Typically, at-home care consists of insulin injections, symptom monitoring, and a diet recommended by your vet.
While prescription foods do exist, there are also homemade dog food options for diabetic dogs that you can make yourself.
For instance, one homemade diabetic option includes:
- Sweet potatoes
- Drained, low-fat turkey
These ingredients can be mixed together and made in bulk and frozen so that you always have a diabetic-safe meal on hand for your dog.
Dehydrated beef liver is also a diabetic-safe treat that you can make at home in the place of high-grain store-bought dog treats.
Does Pet Insurance Cover Diabetes?
Now onto one of the most important questions, will pet insurance help pay for all of this? Thankfully, yes!
Pet insurance will cover a lot of the diagnostics and treatment so long as it isn’t a pre-existing condition.
This makes having pet insurance before a diagnosis even more important.
If symptoms were present before coverage began, treatment will not be covered, so make sure to take out a policy as soon as possible, even if you think your dog is healthy!
A pet insurance policy can cover a lot of the costs associated with diabetes, including examinations, urine testing, blood work, and treatment.
This can take a lot of the financial burden off of your shoulders so that you can focus on taking care of your dogs.
Treatment without Insurance
If your dog has symptoms or has been diagnosed and you don’t have pet insurance, the above can be disheartening, but don’t panic.
Managing your dog’s diabetes doesn’t have to break your bank.
Making your own food at home — after having it cleared by your vet — can help reduce the cost that can come with prescription dog food.
You can also get insulin and syringes from pharmacies such as Wal-Mart for as little as $25. Though it may cost you up to $80 for dog insulin.
This can help alleviate some of the financial burdens, even if you don’t have pet insurance to back you up.
If extra treatment is needed, always work with your vet to set up a payment plan so that you can make payments without having to sacrifice care.

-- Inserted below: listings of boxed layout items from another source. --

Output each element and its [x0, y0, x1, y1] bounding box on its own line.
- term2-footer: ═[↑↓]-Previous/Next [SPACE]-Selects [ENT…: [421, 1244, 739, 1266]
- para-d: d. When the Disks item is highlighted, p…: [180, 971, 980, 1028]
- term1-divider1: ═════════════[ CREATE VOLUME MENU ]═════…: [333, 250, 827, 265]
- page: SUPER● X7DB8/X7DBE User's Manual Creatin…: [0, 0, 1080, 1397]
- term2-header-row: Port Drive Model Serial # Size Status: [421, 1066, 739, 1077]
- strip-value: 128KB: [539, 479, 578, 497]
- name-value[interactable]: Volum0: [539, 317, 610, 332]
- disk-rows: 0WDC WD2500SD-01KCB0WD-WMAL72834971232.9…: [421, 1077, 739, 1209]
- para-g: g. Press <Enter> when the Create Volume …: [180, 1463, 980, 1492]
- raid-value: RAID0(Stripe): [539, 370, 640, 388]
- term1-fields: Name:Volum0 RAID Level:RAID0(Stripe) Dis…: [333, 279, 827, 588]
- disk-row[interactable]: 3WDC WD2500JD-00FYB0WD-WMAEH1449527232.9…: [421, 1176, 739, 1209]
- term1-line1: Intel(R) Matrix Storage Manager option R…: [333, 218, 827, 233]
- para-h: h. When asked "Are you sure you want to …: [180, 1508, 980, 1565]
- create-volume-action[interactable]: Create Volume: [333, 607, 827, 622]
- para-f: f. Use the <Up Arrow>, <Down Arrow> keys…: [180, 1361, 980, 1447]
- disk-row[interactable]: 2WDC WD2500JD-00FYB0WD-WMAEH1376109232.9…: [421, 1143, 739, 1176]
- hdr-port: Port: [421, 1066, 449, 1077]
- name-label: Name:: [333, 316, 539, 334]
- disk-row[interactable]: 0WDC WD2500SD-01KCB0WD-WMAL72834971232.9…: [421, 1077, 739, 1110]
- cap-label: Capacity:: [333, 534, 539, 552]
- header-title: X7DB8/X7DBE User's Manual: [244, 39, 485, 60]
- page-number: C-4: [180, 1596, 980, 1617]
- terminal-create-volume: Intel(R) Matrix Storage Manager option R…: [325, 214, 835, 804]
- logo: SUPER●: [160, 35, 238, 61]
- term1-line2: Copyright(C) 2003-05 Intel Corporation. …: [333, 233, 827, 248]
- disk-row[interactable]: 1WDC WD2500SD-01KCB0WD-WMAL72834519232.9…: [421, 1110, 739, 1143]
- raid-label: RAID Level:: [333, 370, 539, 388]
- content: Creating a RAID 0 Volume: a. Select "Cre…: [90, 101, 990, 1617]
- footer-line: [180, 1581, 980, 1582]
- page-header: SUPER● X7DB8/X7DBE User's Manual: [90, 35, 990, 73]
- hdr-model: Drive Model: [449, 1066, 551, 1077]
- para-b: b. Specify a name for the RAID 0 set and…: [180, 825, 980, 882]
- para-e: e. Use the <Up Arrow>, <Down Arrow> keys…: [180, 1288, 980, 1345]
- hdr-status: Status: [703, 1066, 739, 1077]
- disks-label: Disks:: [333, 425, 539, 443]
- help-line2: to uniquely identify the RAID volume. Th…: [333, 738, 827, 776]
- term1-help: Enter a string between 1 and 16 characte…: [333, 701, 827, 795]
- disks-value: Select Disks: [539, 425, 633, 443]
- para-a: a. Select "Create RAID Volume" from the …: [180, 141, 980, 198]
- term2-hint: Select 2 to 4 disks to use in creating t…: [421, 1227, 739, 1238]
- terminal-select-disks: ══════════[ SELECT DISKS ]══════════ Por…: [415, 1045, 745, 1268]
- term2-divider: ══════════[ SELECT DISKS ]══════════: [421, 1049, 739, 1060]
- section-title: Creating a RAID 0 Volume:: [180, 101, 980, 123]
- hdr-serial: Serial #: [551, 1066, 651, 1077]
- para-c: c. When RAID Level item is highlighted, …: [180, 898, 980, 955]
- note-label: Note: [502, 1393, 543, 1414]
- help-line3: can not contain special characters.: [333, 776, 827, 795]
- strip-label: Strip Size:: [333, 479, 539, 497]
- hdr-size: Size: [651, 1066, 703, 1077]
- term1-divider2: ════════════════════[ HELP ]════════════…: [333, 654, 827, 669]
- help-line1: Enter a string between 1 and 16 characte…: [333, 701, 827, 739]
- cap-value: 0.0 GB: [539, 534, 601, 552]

Can Diabetic Dogs Use Human Insulin?
You might be wondering if you can give your dog human insulin to treat canine diabetes.
While pet insulin is designed for pets, there have been cases where dogs do just fine with human insulin.
So, while it’s not ideal to give your dog human insulin, you can do so.
Diabetes isn’t a death sentence, and many diabetic dogs go on to live long, happy lives with the right management.
Even if your dog has no current symptoms, make sure to take out a pet insurance policy so that you can be prepared in case it does develop in the future.
Especially if your dog is at a higher risk.
If your dog does have symptoms and you don’t have a policy, it’s okay.
Treatment and management are possible, even if you aren’t covered by insurance.
Work with your vet to find affordable alternatives so that your dog can enjoy their life without financial struggles on your part.
Diabetes is serious, but it doesn’t have to be scary.
If you have any concerns or questions, don’t hesitate to reach out to your vet to ensure that you understand the condition and that your dog gets the care they need as soon as possible.